Les décisions politiques remises en cause

Après un épisode de rebond en 2011, la reprise reste molle dans la zone euro. Xavier Timbeau l’explique par les choix budgétaires opérés par les Etats membres et d’un « durcissement des conditions monétaires en 2013-2014 ». En effet, même s’il les consolidations budgétaires au sein de la zone euros sont moins violente, les effets des consolidations de 2012 et 2013 pèsent encore sur la croissance.

L’observatoire se dit cependant « modérément optimiste pour 2015 » et table sur un croissance de 1,3% pour la zone euro. 

Par ailleurs, les économistes de l’OFCE sont assez sceptiques quant au projet du futur président de la Commission européenne. « Le plan d’investissement de Jean-Claude Juncker sera habillement fait de mesure déjà existante mais il n’y aura pas de réelle nouveauté », a déclaré Xavier Timbeau.

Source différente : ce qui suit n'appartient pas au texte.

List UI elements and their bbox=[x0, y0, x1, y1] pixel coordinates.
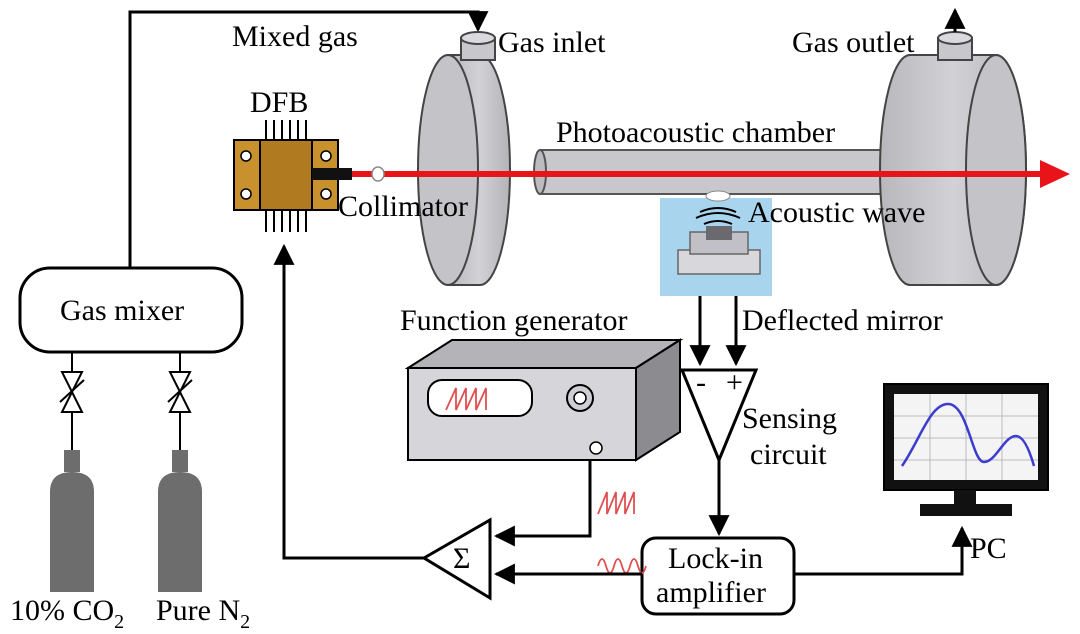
co2-cylinder bbox=[50, 450, 94, 592]
pc-signal-curve bbox=[900, 402, 1036, 467]
sum-symbol: Σ bbox=[453, 542, 470, 575]
acoustic-wave-label: Acoustic wave bbox=[748, 196, 925, 229]
gas-inlet-label: Gas inlet bbox=[498, 26, 606, 59]
chamber-right-drum bbox=[879, 54, 1027, 286]
n2-cylinder bbox=[158, 450, 202, 592]
acoustic-wave-icon bbox=[695, 207, 741, 225]
lockin-label-2: amplifier bbox=[656, 576, 766, 609]
n2-label: Pure N2 bbox=[156, 594, 250, 633]
lockin-to-pc-arrow bbox=[794, 525, 973, 576]
sensing-plus: + bbox=[726, 366, 743, 399]
collimator-label: Collimator bbox=[338, 190, 468, 223]
gas-mixer-label: Gas mixer bbox=[60, 294, 184, 327]
n2-label-main: Pure N bbox=[156, 594, 240, 627]
sensing-circuit bbox=[679, 368, 759, 464]
co2-label: 10% CO2 bbox=[10, 594, 124, 633]
pc-label: PC bbox=[970, 532, 1007, 565]
pc-monitor bbox=[883, 383, 1049, 516]
function-generator-label: Function generator bbox=[400, 304, 627, 337]
lockin-amplifier-box bbox=[640, 536, 796, 616]
sensing-circuit-label-2: circuit bbox=[750, 438, 827, 471]
gas-inlet-port bbox=[460, 31, 496, 61]
mixed-gas-line bbox=[128, 10, 489, 268]
mixed-gas-label: Mixed gas bbox=[232, 20, 358, 53]
acoustic-sensor bbox=[660, 190, 772, 296]
sensing-circuit-label-1: Sensing bbox=[742, 402, 837, 435]
sum-to-dfb-arrow bbox=[273, 243, 424, 560]
sawtooth-display-icon bbox=[445, 387, 487, 411]
function-generator bbox=[404, 338, 684, 462]
sensing-minus: - bbox=[696, 366, 706, 399]
chamber-left-drum bbox=[417, 54, 511, 286]
lockin-label-1: Lock-in bbox=[668, 542, 763, 575]
dfb-label: DFB bbox=[250, 86, 308, 119]
generator-port-icon bbox=[589, 441, 603, 455]
n2-valve bbox=[167, 352, 193, 450]
summing-amplifier bbox=[421, 517, 492, 601]
deflected-mirror-label: Deflected mirror bbox=[742, 304, 943, 337]
gas-outlet-label: Gas outlet bbox=[792, 26, 915, 59]
reference-sine-icon bbox=[597, 558, 647, 574]
co2-label-sub: 2 bbox=[114, 611, 124, 633]
sawtooth-signal-icon bbox=[597, 491, 635, 515]
laser-beam bbox=[338, 160, 1070, 188]
n2-label-sub: 2 bbox=[240, 611, 250, 633]
photoacoustic-chamber-label: Photoacoustic chamber bbox=[556, 116, 835, 149]
dfb-laser bbox=[233, 120, 385, 232]
co2-label-main: 10% CO bbox=[10, 594, 114, 627]
mirror-to-circuit-arrows bbox=[689, 296, 747, 367]
gas-mixer-box bbox=[18, 266, 244, 354]
co2-valve bbox=[59, 352, 85, 450]
gas-outlet-port bbox=[937, 7, 973, 61]
generator-to-sum-arrow bbox=[493, 460, 592, 547]
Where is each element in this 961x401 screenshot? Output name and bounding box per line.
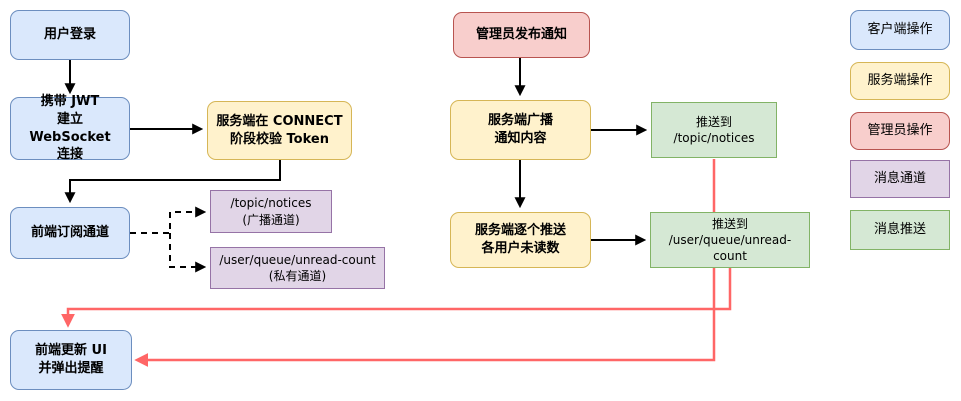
legend-item-admin: 管理员操作 — [850, 112, 950, 150]
edge-subscribe-to-channel-topic — [130, 206, 207, 234]
node-broadcast: 服务端广播 通知内容 — [450, 100, 591, 160]
node-channel-queue: /user/queue/unread-count (私有通道) — [210, 247, 385, 289]
legend-item-server: 服务端操作 — [850, 62, 950, 100]
node-admin-publish: 管理员发布通知 — [453, 12, 590, 58]
legend-item-push: 消息推送 — [850, 210, 950, 250]
node-connect-validate: 服务端在 CONNECT 阶段校验 Token — [207, 101, 352, 160]
legend-item-channel: 消息通道 — [850, 160, 950, 198]
edge-subscribe-to-channel-queue — [169, 233, 207, 273]
node-channel-topic: /topic/notices (广播通道) — [210, 190, 332, 233]
node-update-ui: 前端更新 UI 并弹出提醒 — [10, 330, 132, 390]
node-push-queue: 推送到 /user/queue/unread-count — [650, 212, 810, 268]
edge-push-queue-to-update-ui — [61, 268, 732, 328]
node-subscribe: 前端订阅通道 — [10, 207, 130, 259]
legend-item-client: 客户端操作 — [850, 10, 950, 50]
node-jwt-websocket: 携带 JWT 建立 WebSocket 连接 — [10, 94, 130, 162]
node-user-login: 用户登录 — [10, 10, 130, 60]
node-push-topic: 推送到 /topic/notices — [651, 102, 777, 158]
node-push-unread: 服务端逐个推送 各用户未读数 — [450, 212, 591, 268]
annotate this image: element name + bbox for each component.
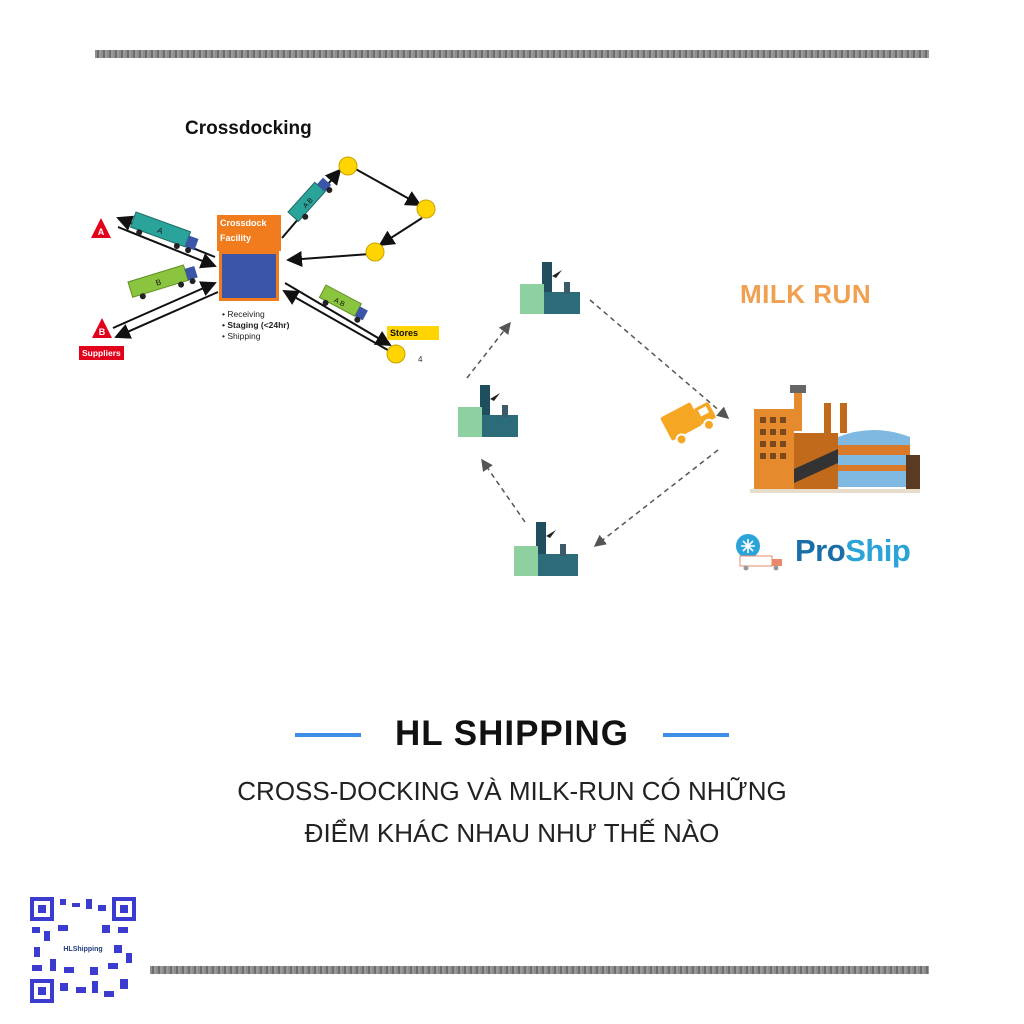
truck-icon: A B [287, 177, 333, 223]
qr-logo-text: HLShipping [63, 946, 102, 953]
truck-label: A B [333, 297, 346, 308]
milk-run-title: MILK RUN [740, 279, 872, 309]
top-divider [95, 50, 929, 58]
bottom-divider [150, 966, 929, 974]
factory-icon [520, 262, 580, 314]
proship-ship: Ship [845, 533, 911, 568]
crossdock-steps: Receiving Staging (<24hr) Shipping [222, 309, 289, 342]
store-circle [386, 344, 406, 364]
supplier-b-arrows [112, 281, 219, 339]
proship-logo-text: ProShip [795, 533, 911, 569]
supplier-b-marker: B [92, 318, 112, 338]
truck-icon: A B [318, 284, 368, 323]
facility-image [219, 251, 279, 301]
warehouse-boxes-image [222, 254, 276, 298]
supplier-a-marker: A [91, 218, 111, 238]
supplier-b-letter: B [99, 327, 106, 337]
facility-label-line1: Crossdock [220, 218, 267, 228]
store-circle [365, 242, 385, 262]
crossdocking-title: Crossdocking [185, 118, 312, 139]
milk-run-arrows [466, 299, 730, 547]
subtitle-line-2: ĐIỂM KHÁC NHAU NHƯ THẾ NÀO [304, 818, 720, 848]
store-circle [416, 199, 436, 219]
qr-code-icon[interactable]: HLShipping [30, 897, 136, 1003]
stores-label: Stores [387, 326, 439, 340]
slide-page-number: 4 [418, 355, 423, 364]
crossdock-facility-label: Crossdock Facility [217, 215, 281, 251]
factory-icon [750, 385, 920, 493]
truck-icon [739, 555, 782, 571]
proship-pro: Pro [795, 533, 846, 568]
truck-label: A [156, 226, 165, 237]
page-subtitle: CROSS-DOCKING VÀ MILK-RUN CÓ NHỮNG ĐIỂM … [0, 770, 1024, 854]
factory-icon [458, 385, 518, 437]
heading-line-left [295, 733, 361, 737]
step-shipping: Shipping [222, 331, 289, 342]
delivery-truck-icon [660, 402, 716, 446]
subtitle-line-1: CROSS-DOCKING VÀ MILK-RUN CÓ NHỮNG [237, 776, 787, 806]
truck-icon: B [127, 264, 198, 300]
snowflake-icon [736, 534, 760, 558]
truck-label: B [155, 278, 163, 288]
step-receiving: Receiving [222, 309, 289, 320]
heading-line-right [663, 733, 729, 737]
store-circle [338, 156, 358, 176]
page-heading: HL SHIPPING [394, 714, 629, 753]
supplier-a-letter: A [98, 227, 105, 237]
facility-label-line2: Facility [220, 233, 252, 243]
step-staging: Staging (<24hr) [222, 320, 289, 331]
truck-icon: A [129, 211, 199, 254]
factory-icon [514, 522, 578, 576]
suppliers-label: Suppliers [79, 346, 124, 360]
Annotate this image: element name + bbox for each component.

Davantage d’optimisme pour la France

L’OFCE prévoit une légère amélioration de la situation économique en France pour l’année 2015 avec une croissance de 1,1 % en 2015, contre 0,4 % en 2014. Cette évolution est due «  à l’atténuation de deux des facteurs négatifs qui ont étouffé la croissance depuis 2010: les conditions de crédit et la réduction des déficits ». De même la France devrait gagner en compétitivité à cause de la dépréciation de l’euro, mais aussi à la montée en puissance du crédit d’impôt compétitivité emploi (CICE) », selon l’OFCE.

Cette amélioration modeste de la situation restera insuffisante pour faire baisser le chômage ou résorber significativement les déficits publics. En effet, l’observatoire prévoit un taux de chômeurs atteignant 9,8 % et un déficit public de 4,3 % en 2015.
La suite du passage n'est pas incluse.